HESI RN
Community Health HESI
1. A public health nurse is planning a campaign to increase immunization rates among children in a low-income community. Which intervention should the nurse prioritize?
- A. Provide free immunizations at local schools
- B. Create educational materials about vaccine safety
- C. Organize a community forum to discuss immunization concerns
- D. Partner with local media to promote the importance of vaccines
Correct answer: A
Rationale: The correct answer is A: Provide free immunizations at local schools. This intervention directly addresses financial barriers and increases accessibility for families in low-income communities. By offering free immunizations at local schools, the nurse can ensure that more children receive the necessary vaccines without worrying about the cost. Choice B, creating educational materials, may be helpful but may not directly address the financial barriers that low-income families face. Choice C, organizing a community forum, can be beneficial for addressing concerns but may not result in immediate action to increase immunization rates. Choice D, partnering with local media, can help raise awareness but may not directly provide the solution of making immunizations more accessible by removing financial barriers.
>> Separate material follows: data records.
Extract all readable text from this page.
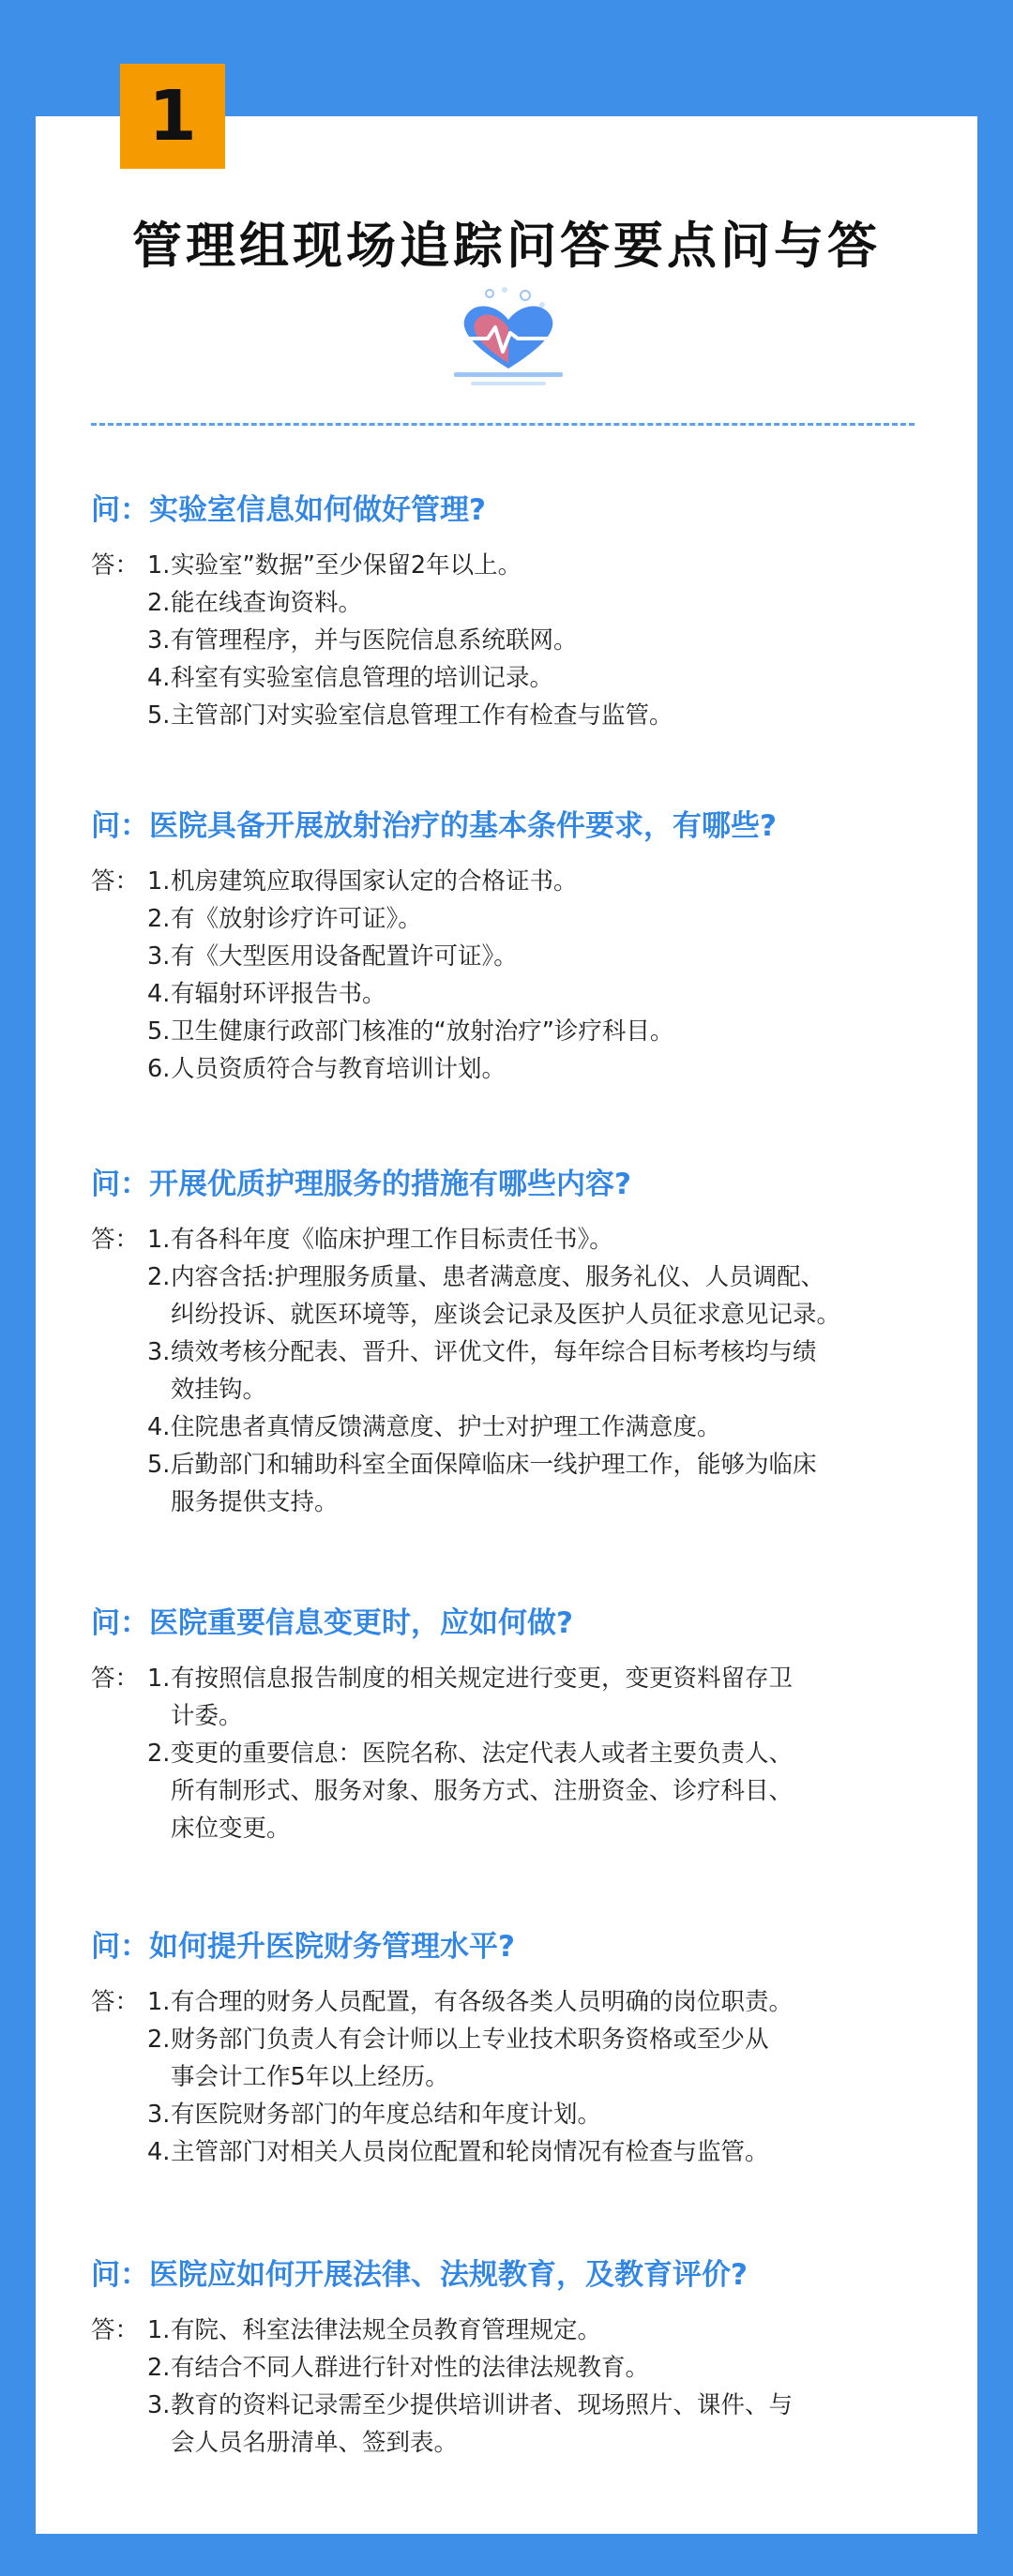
1
管理组现场追踪问答要点问与答
问：实验室信息如何做好管理?
答： 1. 实验室”数据”至少保留2年以上。
2. 能在线查询资料。
3. 有管理程序，并与医院信息系统联网。
4. 科室有实验室信息管理的培训记录。
5. 主管部门对实验室信息管理工作有检查与监管。
问：医院具备开展放射治疗的基本条件要求，有哪些?
答： 1. 机房建筑应取得国家认定的合格证书。
2. 有《放射诊疗许可证》。
3. 有《大型医用设备配置许可证》。
4. 有辐射环评报告书。
5. 卫生健康行政部门核准的“放射治疗”诊疗科目。
6. 人员资质符合与教育培训计划。
问：开展优质护理服务的措施有哪些内容?
答： 1. 有各科年度《临床护理工作目标责任书》。
2. 内容含括:护理服务质量、患者满意度、服务礼仪、人员调配、
纠纷投诉、就医环境等，座谈会记录及医护人员征求意见记录。
3. 绩效考核分配表、晋升、评优文件，每年综合目标考核均与绩
效挂钩。
4. 住院患者真情反馈满意度、护士对护理工作满意度。
5. 后勤部门和辅助科室全面保障临床一线护理工作，能够为临床
服务提供支持。
问：医院重要信息变更时，应如何做?
答： 1. 有按照信息报告制度的相关规定进行变更，变更资料留存卫
计委。
2. 变更的重要信息：医院名称、法定代表人或者主要负责人、
所有制形式、服务对象、服务方式、注册资金、诊疗科目、
床位变更。
问：如何提升医院财务管理水平?
答： 1. 有合理的财务人员配置，有各级各类人员明确的岗位职责。
2. 财务部门负责人有会计师以上专业技术职务资格或至少从
事会计工作5年以上经历。
3. 有医院财务部门的年度总结和年度计划。
4. 主管部门对相关人员岗位配置和轮岗情况有检查与监管。
问：医院应如何开展法律、法规教育，及教育评价?
答： 1. 有院、科室法律法规全员教育管理规定。
2. 有结合不同人群进行针对性的法律法规教育。
3. 教育的资料记录需至少提供培训讲者、现场照片、课件、与
会人员名册清单、签到表。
2. What information should the nurse provide a client who has undergone cryosurgery for stage 1A cervical cancer?
- A. Expect heavy, watery vaginal discharge for 3 to 6 weeks.
- B. Use a tampon instead of a sanitary napkin.
- C. Report any severe cramping immediately.
- D. Avoid sexual intercourse for 3 to 6 weeks.
Correct answer: D
Rationale: After cryosurgery for stage 1A cervical cancer, clients should avoid sexual intercourse for 3 to 6 weeks to reduce the risk of infection. Heavy, watery vaginal discharge is expected but not the focus of post-procedure instructions. Using tampons is contraindicated as they can introduce bacteria into the healing cervix. While reporting severe cramping is important, avoiding sexual intercourse is the priority to prevent complications.
3. A community health nurse is conducting a neighborhood discussion group about disaster planning. What information regarding transmission of anthrax should the nurse provide to the group?
- A. Infection is acquired when anthrax spores enter a host.
- B. Mature anthrax bacteria live dormant on inanimate objects.
- C. Spores cannot survive for extended periods outside a living host.
- D. Anthrax is transmitted by respiratory droplets from person to person.
Correct answer: A
Rationale: The correct answer is A: Infection is acquired when anthrax spores enter a host. Anthrax is primarily transmitted through spores entering the body, either through the skin, inhalation, or ingestion. Person-to-person transmission of anthrax is extremely rare and not a significant mode of transmission. Choices B and C are incorrect because mature anthrax bacteria do not live dormant on inanimate objects, and spores can survive for extended periods outside a living host. Choice D is incorrect as anthrax is not transmitted by respiratory droplets from person to person.
4. The healthcare professional is developing a health education program for adolescents on the dangers of smoking. Which strategy is most likely to be effective?
- A. showing graphic images of the effects of smoking
- B. inviting former smokers to share their experiences
- C. providing statistical data on smoking-related illnesses
- D. distributing pamphlets on smoking cessation resources
Correct answer: B
Rationale: Inviting former smokers to share their experiences is the most effective strategy because personal stories can have a powerful impact on adolescents and motivate them to avoid smoking. This approach makes the consequences of smoking more relatable and real, potentially influencing behavior change. Showing graphic images may be too harsh and could lead to desensitization or avoidance of the issue. Providing statistical data may not resonate as strongly with adolescents as personal stories. Distributing pamphlets, while informative, may not have the same emotional impact as hearing real-life experiences.
5. The healthcare provider is caring for a client with hypokalemia. Which assessment finding requires immediate intervention?
- A. Muscle weakness.
- B. Irregular heart rate.
- C. Increased urinary output.
- D. Decreased deep tendon reflexes.
Correct answer: D
Rationale: Decreased deep tendon reflexes are a critical finding in hypokalemia that indicates severe potassium deficiency affecting neuromuscular function. Immediate intervention is necessary to prevent life-threatening complications such as respiratory failure or cardiac arrhythmias. Muscle weakness, irregular heart rate, and increased urinary output are also associated with hypokalemia but do not pose the same level of urgency as decreased deep tendon reflexes.